Nevertheless, Dolly stood her ground; Jones had not treated her with the confidence she thought she deserved, and she should go; and she did go, and the marriage never took place.
Her fiancé had not proposed to remove his beloved immediately from Homewood, and when he found Mrs. Mortomley quite decided in the matter, he repented him of his offer.
So Miss Jones procured another situation, and Mrs. Mortomley had no maid.
Now to Dolly—the most untidy of created beings—this was a discomfort.

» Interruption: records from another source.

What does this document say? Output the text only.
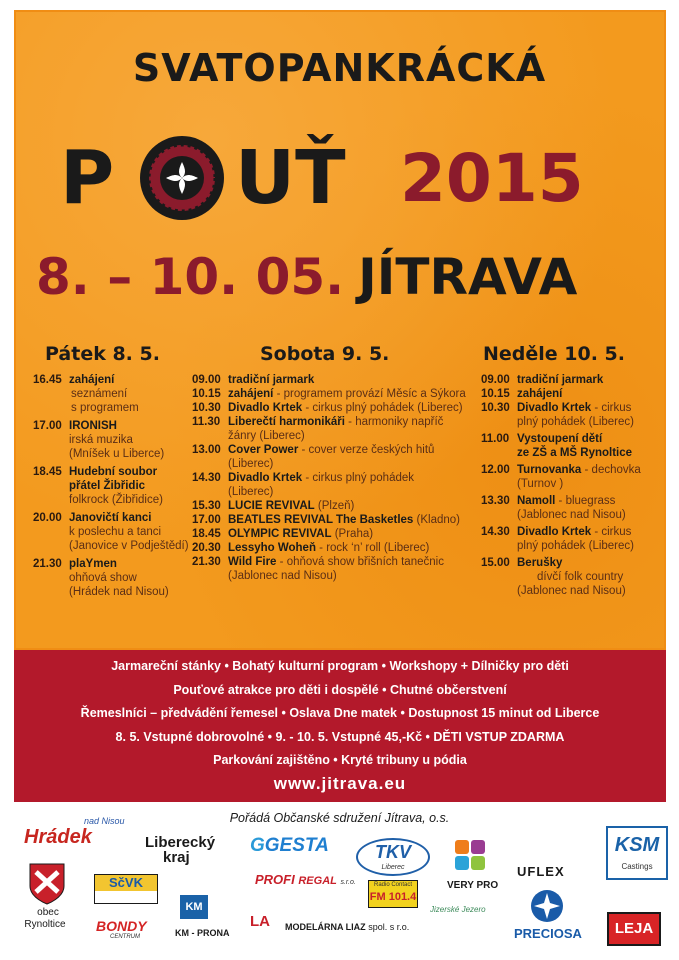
SVATOPANKRÁCKÁ
P UŤ 2015
8. – 10. 05. JÍTRAVA
Pátek 8. 5.
16.45 zahájení
seznámení
s programem
17.00 IRONISH
irská muzika
(Mníšek u Liberce)
18.45 Hudební soubor
přátel Žibřidic
folkrock (Žibřidice)
20.00 Janovičtí kanci
k poslechu a tanci
(Janovice v Podještědí)
21.30 plaYmen
ohňová show
(Hrádek nad Nisou)
Sobota 9. 5.
09.00 tradiční jarmark
10.15 zahájení - programem provází Měsíc a Sýkora
10.30 Divadlo Krtek - cirkus plný pohádek (Liberec)
11.30 Liberečtí harmonikáři - harmoniky napříč
žánry (Liberec)
13.00 Cover Power - cover verze českých hitů
(Liberec)
14.30 Divadlo Krtek - cirkus plný pohádek
(Liberec)
15.30 LUCIE REVIVAL (Plzeň)
17.00 BEATLES REVIVAL The Basketles (Kladno)
18.45 OLYMPIC REVIVAL (Praha)
20.30 Lessyho Woheň - rock ‘n’ roll (Liberec)
21.30 Wild Fire - ohňová show břišních tanečnic
(Jablonec nad Nisou)
Neděle 10. 5.
09.00 tradiční jarmark
10.15 zahájení
10.30 Divadlo Krtek - cirkus
plný pohádek (Liberec)
11.00 Vystoupení dětí
ze ZŠ a MŠ Rynoltice
12.00 Turnovanka - dechovka
(Turnov )
13.30 Namoll - bluegrass
(Jablonec nad Nisou)
14.30 Divadlo Krtek - cirkus
plný pohádek (Liberec)
15.00 Berušky
dívčí folk country
(Jablonec nad Nisou)
Jarmareční stánky • Bohatý kulturní program • Workshopy + Dílničky pro děti
Pouťové atrakce pro děti i dospělé • Chutné občerstvení
Řemeslníci – předvádění řemesel • Oslava Dne matek • Dostupnost 15 minut od Liberce
8. 5. Vstupné dobrovolné • 9. - 10. 5. Vstupné 45,-Kč • DĚTI VSTUP ZDARMA
Parkování zajištěno • Kryté tribuny u pódia
www.jitrava.eu
Pořádá Občanské sdružení Jítrava, o.s.
Hrádek
nad Nisou
Liberecký
kraj
GGESTA	TKV
Liberec
VERY PRO
UFLEX
KSM
Castings
obec
Rynoltice
SčVK
BONDY
CENTRUM
KM
KM - PRONA
PROFI REGAL s.r.o.	Radio Contact
FM 101.4
LA MODELÁRNA LIAZ spol. s r.o.
Jizerské Jezero
PRECIOSA	LEJA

She did not possess—she had never possessed—that admirable gift of orderliness which adds so much to the comfort and prosperity of middle-class life. She was like a hurricane blowing about a room. In five minutes after she began to dress, everything was in confusion, not an article remained in its proper place, and when at last she sailed through the doorway, arrayed in whatever might chance to be the extreme of the then fashion, she left a chaos behind, suggestive of nothing but a ship-wreck of millinery, jewellery, laces, silks, and all the other accessories of a lady's toilette.
How Mrs. Mortomley ever managed to evolve a presentable appearance out of such a whirlwind of confusion, might well have puzzled those who believe that out of disorder nothing can be produced excepting disorder; but not even Mrs. Werner could have been considered a better-dressed woman than Dolly, whose greatest error in taste was a tendency to exaggerate whatever style might be the fashion of the day.
When large crinolines were in fashion, there was not a doorway in Homewood sufficiently wide to permit her to pass through it comfortably; when long dresses prevailed, Dolly's trailed yards behind her over the grass; when short skirts first came in, Dolly made a display of high heels and ankles, which Rupert caricatured effectively.
It was the same with her hair. When chignons first appeared, Mrs. Mortomley astonished the members of her household by coming down one morning to breakfast with a second and larger head than her own; and in this style she persisted till the short reign of tight plaits succeeded, during which she wore her hair flat as if gummed. But for her husband's interference, she would at one time have presented society with a sight of her perfectly straight tresses streaming down her back, and it was with difficulty Rupert persuaded her to refrain from cutting her front locks and setting up an opposition to her child's Gainsborough fringe.